Review of A Traves Del Espejo [12k1085]

The Wire (UK)

If you ever feel nostalgic for the time before all childhood recollections became subject to the Instagram aesthetic, then it would be forgivable to spot that Federico Durand’s latest features a track titled “Recuerdos En Super 8” (“Memories on Super 8”). Yet despite the familiarity of the conceptual and sonic ground trodden by Buenos Aires based Durand’s looped vignettes of softly plucked strings and clattering toys – coated with a patina of tape cassette hiss or Roland Space Echo blur, naturally – A Travis Del Espejo still feels genuine enough to tiptoe around the cynicism shields.

One handy approach to Durand’s music comes in the shape of his sometime collaborator Nicholas Szczepanik, with whom Durand teamed up under the name Every Hidden Color for 2012’s Luz LP. They are clearly kindred spirits, but where Szczepanik mines the emotional territory of childhood and family like a cautious archaeologist who knows that unearthed treasures quickly corrode in the act of re-remembering, A Travis Del Espejo conveys a surprisingly immediacy.

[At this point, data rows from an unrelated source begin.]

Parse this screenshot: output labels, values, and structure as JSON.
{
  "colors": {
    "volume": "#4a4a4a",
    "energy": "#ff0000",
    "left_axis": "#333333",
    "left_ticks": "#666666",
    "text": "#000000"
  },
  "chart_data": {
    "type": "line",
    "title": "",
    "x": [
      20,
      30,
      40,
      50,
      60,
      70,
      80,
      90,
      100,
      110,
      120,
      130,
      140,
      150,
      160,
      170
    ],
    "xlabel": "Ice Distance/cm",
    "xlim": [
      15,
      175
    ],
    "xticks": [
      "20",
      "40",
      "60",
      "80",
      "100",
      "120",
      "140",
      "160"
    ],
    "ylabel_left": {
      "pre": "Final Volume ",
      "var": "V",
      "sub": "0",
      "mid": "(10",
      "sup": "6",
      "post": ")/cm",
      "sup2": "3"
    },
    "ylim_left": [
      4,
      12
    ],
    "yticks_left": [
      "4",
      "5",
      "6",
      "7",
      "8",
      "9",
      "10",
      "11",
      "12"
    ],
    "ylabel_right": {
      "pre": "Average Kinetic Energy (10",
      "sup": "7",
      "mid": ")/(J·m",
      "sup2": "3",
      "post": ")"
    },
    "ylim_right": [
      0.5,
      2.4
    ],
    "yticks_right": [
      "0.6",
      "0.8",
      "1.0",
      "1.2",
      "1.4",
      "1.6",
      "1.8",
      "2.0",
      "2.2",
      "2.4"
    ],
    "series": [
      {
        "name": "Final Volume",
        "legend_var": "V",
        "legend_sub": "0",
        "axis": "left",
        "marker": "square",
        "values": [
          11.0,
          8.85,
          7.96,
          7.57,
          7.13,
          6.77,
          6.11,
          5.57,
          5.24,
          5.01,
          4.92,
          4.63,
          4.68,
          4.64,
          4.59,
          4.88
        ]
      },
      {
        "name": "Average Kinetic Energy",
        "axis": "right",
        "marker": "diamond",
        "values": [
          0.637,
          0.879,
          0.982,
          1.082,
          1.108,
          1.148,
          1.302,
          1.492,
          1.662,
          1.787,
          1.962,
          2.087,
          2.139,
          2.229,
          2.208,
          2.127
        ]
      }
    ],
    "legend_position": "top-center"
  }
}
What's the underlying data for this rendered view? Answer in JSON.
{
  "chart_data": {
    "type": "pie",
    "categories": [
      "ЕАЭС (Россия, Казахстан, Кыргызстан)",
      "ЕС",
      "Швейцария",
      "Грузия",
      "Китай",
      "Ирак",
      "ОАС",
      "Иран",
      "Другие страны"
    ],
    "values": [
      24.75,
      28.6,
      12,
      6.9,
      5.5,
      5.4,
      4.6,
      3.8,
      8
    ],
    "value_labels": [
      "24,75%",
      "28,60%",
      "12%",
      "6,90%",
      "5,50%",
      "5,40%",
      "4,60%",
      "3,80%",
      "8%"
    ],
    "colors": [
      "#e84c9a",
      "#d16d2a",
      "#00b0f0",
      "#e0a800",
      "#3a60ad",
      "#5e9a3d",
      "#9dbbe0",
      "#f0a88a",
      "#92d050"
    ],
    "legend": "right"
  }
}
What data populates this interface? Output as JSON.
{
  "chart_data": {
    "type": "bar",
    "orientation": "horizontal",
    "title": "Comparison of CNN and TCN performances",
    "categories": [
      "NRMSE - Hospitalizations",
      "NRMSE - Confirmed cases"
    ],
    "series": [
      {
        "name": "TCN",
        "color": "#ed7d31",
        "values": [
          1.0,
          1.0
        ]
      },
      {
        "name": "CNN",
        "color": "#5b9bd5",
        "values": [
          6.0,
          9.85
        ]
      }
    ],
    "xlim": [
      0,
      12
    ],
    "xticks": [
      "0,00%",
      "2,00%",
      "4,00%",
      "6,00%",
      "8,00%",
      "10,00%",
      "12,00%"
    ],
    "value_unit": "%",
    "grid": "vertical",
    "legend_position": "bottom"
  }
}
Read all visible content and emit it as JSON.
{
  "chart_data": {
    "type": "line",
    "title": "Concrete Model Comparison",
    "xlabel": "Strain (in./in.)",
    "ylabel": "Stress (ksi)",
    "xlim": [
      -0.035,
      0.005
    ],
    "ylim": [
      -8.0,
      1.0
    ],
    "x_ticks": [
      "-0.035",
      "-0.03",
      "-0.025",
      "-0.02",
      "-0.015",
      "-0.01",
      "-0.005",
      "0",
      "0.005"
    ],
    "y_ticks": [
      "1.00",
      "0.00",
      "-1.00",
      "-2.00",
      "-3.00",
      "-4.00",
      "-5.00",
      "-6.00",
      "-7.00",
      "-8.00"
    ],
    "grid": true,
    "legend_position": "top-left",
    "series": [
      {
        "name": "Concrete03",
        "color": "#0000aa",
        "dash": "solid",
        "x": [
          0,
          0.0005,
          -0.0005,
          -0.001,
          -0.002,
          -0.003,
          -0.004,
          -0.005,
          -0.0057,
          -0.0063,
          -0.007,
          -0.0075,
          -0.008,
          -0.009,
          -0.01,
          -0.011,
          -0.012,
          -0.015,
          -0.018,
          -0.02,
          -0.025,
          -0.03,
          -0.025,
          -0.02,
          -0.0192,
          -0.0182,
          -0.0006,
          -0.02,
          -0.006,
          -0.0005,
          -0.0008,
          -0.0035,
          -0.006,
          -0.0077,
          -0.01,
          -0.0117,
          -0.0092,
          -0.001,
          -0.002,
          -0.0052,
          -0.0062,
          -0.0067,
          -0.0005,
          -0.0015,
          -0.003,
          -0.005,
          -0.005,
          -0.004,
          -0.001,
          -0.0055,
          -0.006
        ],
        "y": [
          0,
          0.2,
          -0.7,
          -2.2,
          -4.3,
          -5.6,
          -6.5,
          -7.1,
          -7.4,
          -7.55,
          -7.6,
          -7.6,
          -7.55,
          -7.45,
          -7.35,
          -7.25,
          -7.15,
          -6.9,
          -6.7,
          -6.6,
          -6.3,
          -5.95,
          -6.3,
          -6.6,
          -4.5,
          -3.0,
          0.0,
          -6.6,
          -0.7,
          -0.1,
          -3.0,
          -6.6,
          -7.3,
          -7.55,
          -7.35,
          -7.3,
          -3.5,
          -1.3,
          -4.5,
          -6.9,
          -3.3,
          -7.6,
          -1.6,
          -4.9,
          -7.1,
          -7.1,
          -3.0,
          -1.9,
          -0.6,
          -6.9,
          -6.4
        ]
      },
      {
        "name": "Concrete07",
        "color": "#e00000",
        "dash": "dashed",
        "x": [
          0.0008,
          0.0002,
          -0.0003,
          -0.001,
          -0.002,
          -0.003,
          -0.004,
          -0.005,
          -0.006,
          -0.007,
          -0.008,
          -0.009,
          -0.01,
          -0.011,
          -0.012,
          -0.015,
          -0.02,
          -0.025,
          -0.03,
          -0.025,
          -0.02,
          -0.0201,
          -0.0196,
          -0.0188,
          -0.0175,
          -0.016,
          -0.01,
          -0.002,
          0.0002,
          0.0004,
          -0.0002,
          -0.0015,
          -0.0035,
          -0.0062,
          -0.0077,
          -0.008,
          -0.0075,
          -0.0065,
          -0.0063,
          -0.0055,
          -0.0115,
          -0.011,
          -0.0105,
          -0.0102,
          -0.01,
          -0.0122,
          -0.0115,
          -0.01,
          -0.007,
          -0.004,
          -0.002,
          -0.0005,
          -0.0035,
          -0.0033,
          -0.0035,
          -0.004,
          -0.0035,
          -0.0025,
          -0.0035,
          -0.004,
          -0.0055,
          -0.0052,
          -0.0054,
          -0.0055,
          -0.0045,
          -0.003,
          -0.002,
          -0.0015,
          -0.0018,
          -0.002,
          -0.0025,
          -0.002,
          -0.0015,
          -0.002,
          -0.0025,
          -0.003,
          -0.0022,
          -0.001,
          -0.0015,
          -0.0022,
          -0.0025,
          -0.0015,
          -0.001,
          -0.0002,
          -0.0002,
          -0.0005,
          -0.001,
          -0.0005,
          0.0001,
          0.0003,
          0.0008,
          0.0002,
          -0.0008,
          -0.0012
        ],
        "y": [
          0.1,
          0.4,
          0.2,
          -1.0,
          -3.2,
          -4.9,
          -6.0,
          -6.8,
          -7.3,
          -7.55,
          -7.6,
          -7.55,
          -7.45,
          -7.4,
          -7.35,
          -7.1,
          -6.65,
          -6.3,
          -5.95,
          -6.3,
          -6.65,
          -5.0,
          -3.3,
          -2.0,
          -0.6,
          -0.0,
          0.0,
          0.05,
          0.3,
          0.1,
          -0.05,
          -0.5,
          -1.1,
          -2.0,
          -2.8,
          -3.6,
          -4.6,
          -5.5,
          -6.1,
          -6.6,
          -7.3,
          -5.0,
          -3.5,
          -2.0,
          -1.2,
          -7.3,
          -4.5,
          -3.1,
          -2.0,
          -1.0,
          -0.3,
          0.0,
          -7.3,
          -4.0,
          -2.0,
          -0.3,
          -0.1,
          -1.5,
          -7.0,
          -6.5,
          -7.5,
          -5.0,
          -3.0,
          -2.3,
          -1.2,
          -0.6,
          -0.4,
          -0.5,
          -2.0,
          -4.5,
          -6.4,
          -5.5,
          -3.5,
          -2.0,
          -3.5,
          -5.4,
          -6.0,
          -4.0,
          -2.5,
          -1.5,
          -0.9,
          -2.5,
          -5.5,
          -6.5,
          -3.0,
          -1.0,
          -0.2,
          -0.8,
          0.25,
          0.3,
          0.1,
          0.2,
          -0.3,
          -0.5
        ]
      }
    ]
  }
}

Avoiding the rigidity of much loop-based music by applying a less sychronised approach to his sources, tracks float by as lingering snapshots from a past present. Drifting clusters of lyre and (what is probably) kalimba on “mirador En La Montana” and the playful see-sawing droplets of “El Jardin Encantado” create islands of temporal suspension; a tinge of expectation creeps in with “Cancion De La Via Lactea”, which sounds like a shaving from the start of Fripp & Eno’s “Evening Star.”

While the halting, truncated melodies and abrupt tape editing noises of “Lanterns Junto A La Laguna” hint at frustration with the fragmentation of memory, there’s little real darkness in the resulting music. Instead, the modest rings and clunks of found objects evoke sunlit mornings of childish discovery and nurturing domesticity, an aim given voice by “Hora De Dormir” (“Time To Sleep”), which is built around a recording of a woman leading a group of toddlers in play and song.